Le portrait du grand historien de la Mayenne serait incomplet sans l’obstination des auteurs de ce numéro. Alphonse Angot, d’une discrétion quasi maladive n’a laissé que peu de traces ; son visage nous est connu par une seule photo à 24 ans, alors qu’il vient d’être ordonné prêtre; les rares éléments recueillis sur sa personne ont permis par petites touches d’apporter de la profondeur au personnage. Gaston Chérel, Nicole Villeroux et Isabelle Las sont partis à la rencontre de l’abbé du Dictionnaire, à votre tour de le découvrir.


1888, 1902, 1914 : trois tournants dans la vie de l’abbé Angot par Gaston CHÉREL
Trois dates synonymes de bouleversements: la première, lorsque l’abbé Angot à 41 ans renonce à sa mission pastorale en paroisse pour se lancer dans la rédaction du Dictionnaire ; la seconde lorsqu’une décision de Monseigneur Geay l’éloigne de Louverné; la dernière lorsqu’il s’installe en maison de retraite à Saint-Fraimbault-de-Lassay.
Quel historien est l’abbé Angot ? par Gaston CHÉREL
L’abbé Angot est certes un homme de conviction mais il est aussi à la recherche de la vérité historique. Pour cela il conduit avec méthode ses recherches, s’appuie sur un réseau d’enquêteurs. Il confronte les documents et se rend sur le terrain. Il mène également quelques campagnes archéologiques.
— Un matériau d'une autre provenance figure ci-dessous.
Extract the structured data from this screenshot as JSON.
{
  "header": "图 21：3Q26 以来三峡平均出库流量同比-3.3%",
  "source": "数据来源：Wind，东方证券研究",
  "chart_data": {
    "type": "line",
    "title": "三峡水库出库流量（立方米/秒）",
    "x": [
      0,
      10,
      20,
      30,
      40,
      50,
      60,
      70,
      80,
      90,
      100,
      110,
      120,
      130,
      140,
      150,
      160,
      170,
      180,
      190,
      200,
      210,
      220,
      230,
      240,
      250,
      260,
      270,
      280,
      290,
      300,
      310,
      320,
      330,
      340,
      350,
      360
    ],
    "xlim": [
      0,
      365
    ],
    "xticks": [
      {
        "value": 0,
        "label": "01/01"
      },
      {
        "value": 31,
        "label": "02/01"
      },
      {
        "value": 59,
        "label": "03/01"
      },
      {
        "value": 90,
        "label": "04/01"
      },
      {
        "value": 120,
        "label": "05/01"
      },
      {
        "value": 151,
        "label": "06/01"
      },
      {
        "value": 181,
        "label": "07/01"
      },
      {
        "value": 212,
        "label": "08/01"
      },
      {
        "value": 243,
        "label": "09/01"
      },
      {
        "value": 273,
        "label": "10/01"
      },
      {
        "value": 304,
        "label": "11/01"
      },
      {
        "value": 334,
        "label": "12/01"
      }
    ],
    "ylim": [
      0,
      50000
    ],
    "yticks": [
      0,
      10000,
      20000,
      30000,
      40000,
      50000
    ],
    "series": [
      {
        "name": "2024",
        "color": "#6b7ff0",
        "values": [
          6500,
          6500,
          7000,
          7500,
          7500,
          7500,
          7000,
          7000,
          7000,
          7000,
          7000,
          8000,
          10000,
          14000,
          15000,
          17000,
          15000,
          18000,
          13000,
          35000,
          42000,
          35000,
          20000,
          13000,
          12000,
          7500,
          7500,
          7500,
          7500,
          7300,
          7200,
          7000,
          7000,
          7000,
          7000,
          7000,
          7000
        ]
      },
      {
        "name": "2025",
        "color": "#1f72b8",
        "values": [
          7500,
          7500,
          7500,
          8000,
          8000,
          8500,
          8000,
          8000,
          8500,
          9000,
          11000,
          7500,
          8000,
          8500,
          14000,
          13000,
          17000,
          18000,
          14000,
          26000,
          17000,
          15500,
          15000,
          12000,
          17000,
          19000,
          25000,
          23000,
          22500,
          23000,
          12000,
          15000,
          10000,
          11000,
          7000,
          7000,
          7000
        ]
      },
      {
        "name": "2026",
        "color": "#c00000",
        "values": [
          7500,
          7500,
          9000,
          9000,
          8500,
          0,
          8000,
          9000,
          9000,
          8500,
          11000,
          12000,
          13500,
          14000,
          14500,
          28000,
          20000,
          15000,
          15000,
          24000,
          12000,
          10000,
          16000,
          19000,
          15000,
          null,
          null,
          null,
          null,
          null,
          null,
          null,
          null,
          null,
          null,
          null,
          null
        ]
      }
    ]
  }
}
L’atelier sympathique. Les collaborateurs de l’abbé Angot par Nicole VILLEROUX
Le Dictionnaire contient des milliers d’articles rédigés ex-nihilo en quelques années. Cette œuvre n’aurait pas été possible sans le concours de nombreuses personnes. L’abbé Angot surnommait ses collaborateurs « l’atelier sympathique ».
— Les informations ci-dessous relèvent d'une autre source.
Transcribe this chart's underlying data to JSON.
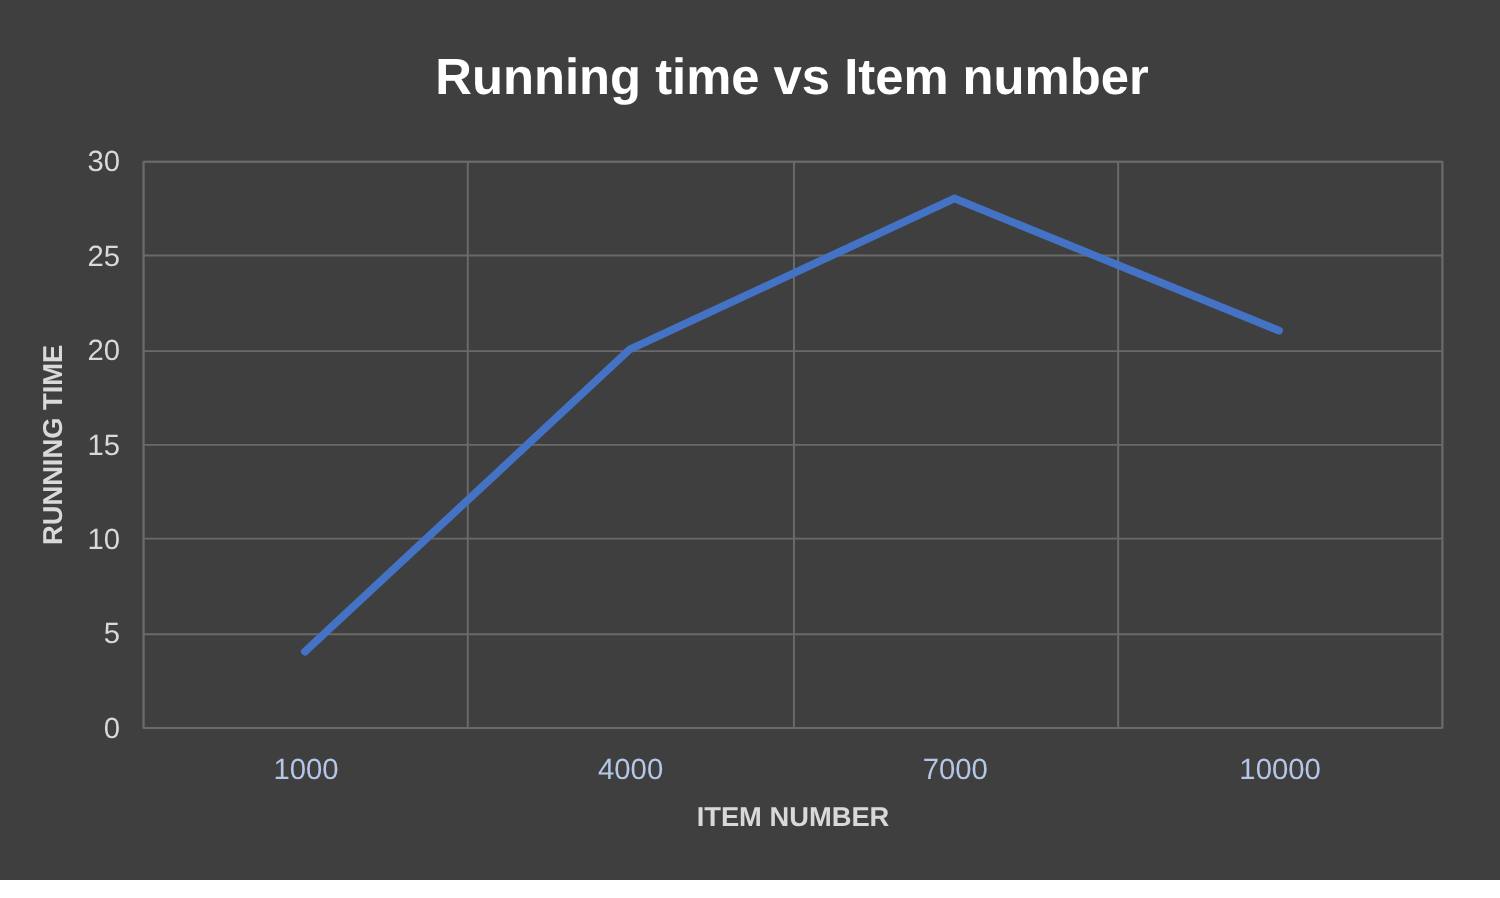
{
  "chart_data": {
    "type": "line",
    "title": "Running time vs Item number",
    "xlabel": "ITEM NUMBER",
    "ylabel": "RUNNING TIME",
    "categories": [
      "1000",
      "4000",
      "7000",
      "10000"
    ],
    "series": [
      {
        "color": "#4472c4",
        "values": [
          4,
          20,
          28,
          21
        ]
      }
    ],
    "ylim": [
      0,
      30
    ],
    "yticks": [
      0,
      5,
      10,
      15,
      20,
      25,
      30
    ],
    "grid": true,
    "marker": "none",
    "line_style": "solid"
  }
}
La querelle de Goué ou l’affaire Dreyfus du Maine par Nicole VILLEROUX
Lorsque l’abbé Angot annonce que le seul document médiéval évoquant la croisade du Maine en 1158 est un faux du XVII siècle, les attaques à son encontre sont violentes. Il maintient son analyse au milieu d’une telle tempête que l’archiviste Laurain parle de « L’Affaire Dreyfus du Maine ».

Lire l’abbé Angot par Gaston CHÉREL
Le travail mené autour du Dictionnaire écrase quelque peu le reste de son oeuvre. Loin de l’aridité qui lui est souvent prêtée, l’abbé Angot portait un intérêt à une grande variété de sujets. Deux articles qui évoquent les traces de l’abbé Angot

Le fonds Alphonse Angot. Un trésor départemental. par Isabelle LAS
L’abbé Angot a décidé de remettre l’ensemble de ses archives au Département. Ouvrages anciens, correspondances et notes de travail restent largement encore à découvrir.

1937. Une plaque en mémoire de l’abbé Angot. par Gaston CHÉREL
Vingt ans après son décès, les archives départementales de la Mayenne inaugurent une plaque en son honneur.